A 4-year-old male is brought to the Pediatric emergency department (ED) at 1 am for a complaint of severe ear pain. He was in such discomfort that his mother was concerned he had poked himself in the ear before bedtime while “aggressively” cleaning his ears with a Q-tip. However, she denies seeing any blood and he has been otherwise well without fever or congestion. A physical exam revealed an uncomfortable child holding his hand over his right ear.
The Wispr exam is shown below.
What is your diagnosis, and how could the pain be managed quickly?
The child has bullous myringitis. Topical analgesics will help reduce the pain.
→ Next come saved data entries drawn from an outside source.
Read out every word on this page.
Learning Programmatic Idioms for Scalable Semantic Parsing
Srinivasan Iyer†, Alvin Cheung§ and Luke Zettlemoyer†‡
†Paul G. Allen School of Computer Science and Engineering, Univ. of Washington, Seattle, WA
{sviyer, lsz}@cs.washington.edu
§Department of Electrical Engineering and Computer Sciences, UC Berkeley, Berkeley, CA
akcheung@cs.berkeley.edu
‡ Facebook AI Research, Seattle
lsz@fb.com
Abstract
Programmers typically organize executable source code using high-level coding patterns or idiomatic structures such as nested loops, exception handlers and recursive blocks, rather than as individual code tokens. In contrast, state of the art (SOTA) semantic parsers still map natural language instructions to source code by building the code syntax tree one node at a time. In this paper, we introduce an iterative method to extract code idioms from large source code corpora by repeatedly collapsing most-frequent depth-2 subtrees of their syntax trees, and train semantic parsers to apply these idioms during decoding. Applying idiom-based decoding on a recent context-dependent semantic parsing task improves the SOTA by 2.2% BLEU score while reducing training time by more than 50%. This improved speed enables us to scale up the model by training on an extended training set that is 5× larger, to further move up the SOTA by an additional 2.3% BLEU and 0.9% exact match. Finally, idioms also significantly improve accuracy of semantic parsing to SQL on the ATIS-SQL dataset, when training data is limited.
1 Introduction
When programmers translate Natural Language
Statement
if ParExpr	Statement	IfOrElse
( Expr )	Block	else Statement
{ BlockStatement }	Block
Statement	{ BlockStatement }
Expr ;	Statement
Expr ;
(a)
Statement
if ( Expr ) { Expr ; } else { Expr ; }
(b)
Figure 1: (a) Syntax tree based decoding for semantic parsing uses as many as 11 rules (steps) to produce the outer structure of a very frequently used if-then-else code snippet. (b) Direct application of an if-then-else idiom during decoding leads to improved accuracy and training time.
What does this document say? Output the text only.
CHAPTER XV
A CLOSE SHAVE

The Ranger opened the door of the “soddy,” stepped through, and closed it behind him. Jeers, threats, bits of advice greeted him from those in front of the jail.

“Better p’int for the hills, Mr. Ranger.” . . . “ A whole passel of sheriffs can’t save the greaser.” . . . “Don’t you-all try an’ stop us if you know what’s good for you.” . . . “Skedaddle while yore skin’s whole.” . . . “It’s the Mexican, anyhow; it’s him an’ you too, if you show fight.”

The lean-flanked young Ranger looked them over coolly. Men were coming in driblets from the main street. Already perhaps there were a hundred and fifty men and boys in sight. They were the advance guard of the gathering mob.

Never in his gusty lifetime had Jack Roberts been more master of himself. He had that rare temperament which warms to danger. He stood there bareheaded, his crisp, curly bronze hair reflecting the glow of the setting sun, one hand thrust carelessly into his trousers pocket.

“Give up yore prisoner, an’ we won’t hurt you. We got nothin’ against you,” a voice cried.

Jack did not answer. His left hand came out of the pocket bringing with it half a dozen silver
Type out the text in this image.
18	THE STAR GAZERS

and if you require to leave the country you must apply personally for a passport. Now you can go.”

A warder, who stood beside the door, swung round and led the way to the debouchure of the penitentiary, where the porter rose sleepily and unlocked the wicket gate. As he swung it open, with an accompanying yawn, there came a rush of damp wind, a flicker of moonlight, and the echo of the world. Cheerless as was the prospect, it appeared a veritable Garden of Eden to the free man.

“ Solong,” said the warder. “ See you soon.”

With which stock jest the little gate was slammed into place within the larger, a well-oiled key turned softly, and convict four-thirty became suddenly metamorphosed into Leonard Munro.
It is understandable why this child is so miserable as he has severe bullous myringitis. This is often considered to be on the spectrum of acute otitis media. The two large blisters and tympanic membrane bulging make identification of any middle ear landmarks impossible. The severity of this case is unusual, but the initial management is not. Alcaine (proparacaine) drops were instilled into the ear and a dose of oxycodone was provided in the ED. Within 20 minutes the child reported significant relief and was discharged home on scheduled ibuprofen and a course of antibiotics (see this case for a discussion of usual pathogens). Due to the severe degree of his case, it was also recommended he follow up closely for resolution of the inflammation and audiology if any hearing concerns.
Several studies have previously demonstrated the beneficial effect of topical anesthetic in treating the pain associated with otitis media, most recently a 2008 study in the Journal of Family Practice investigated the use of 2% lidocaine (which is readily available in EDs as the IV formulation) as a topical anesthetic instilled into the ear canals of children presenting with AOM. J Fam Pract. 2008 Jun; 57(6): 370–373.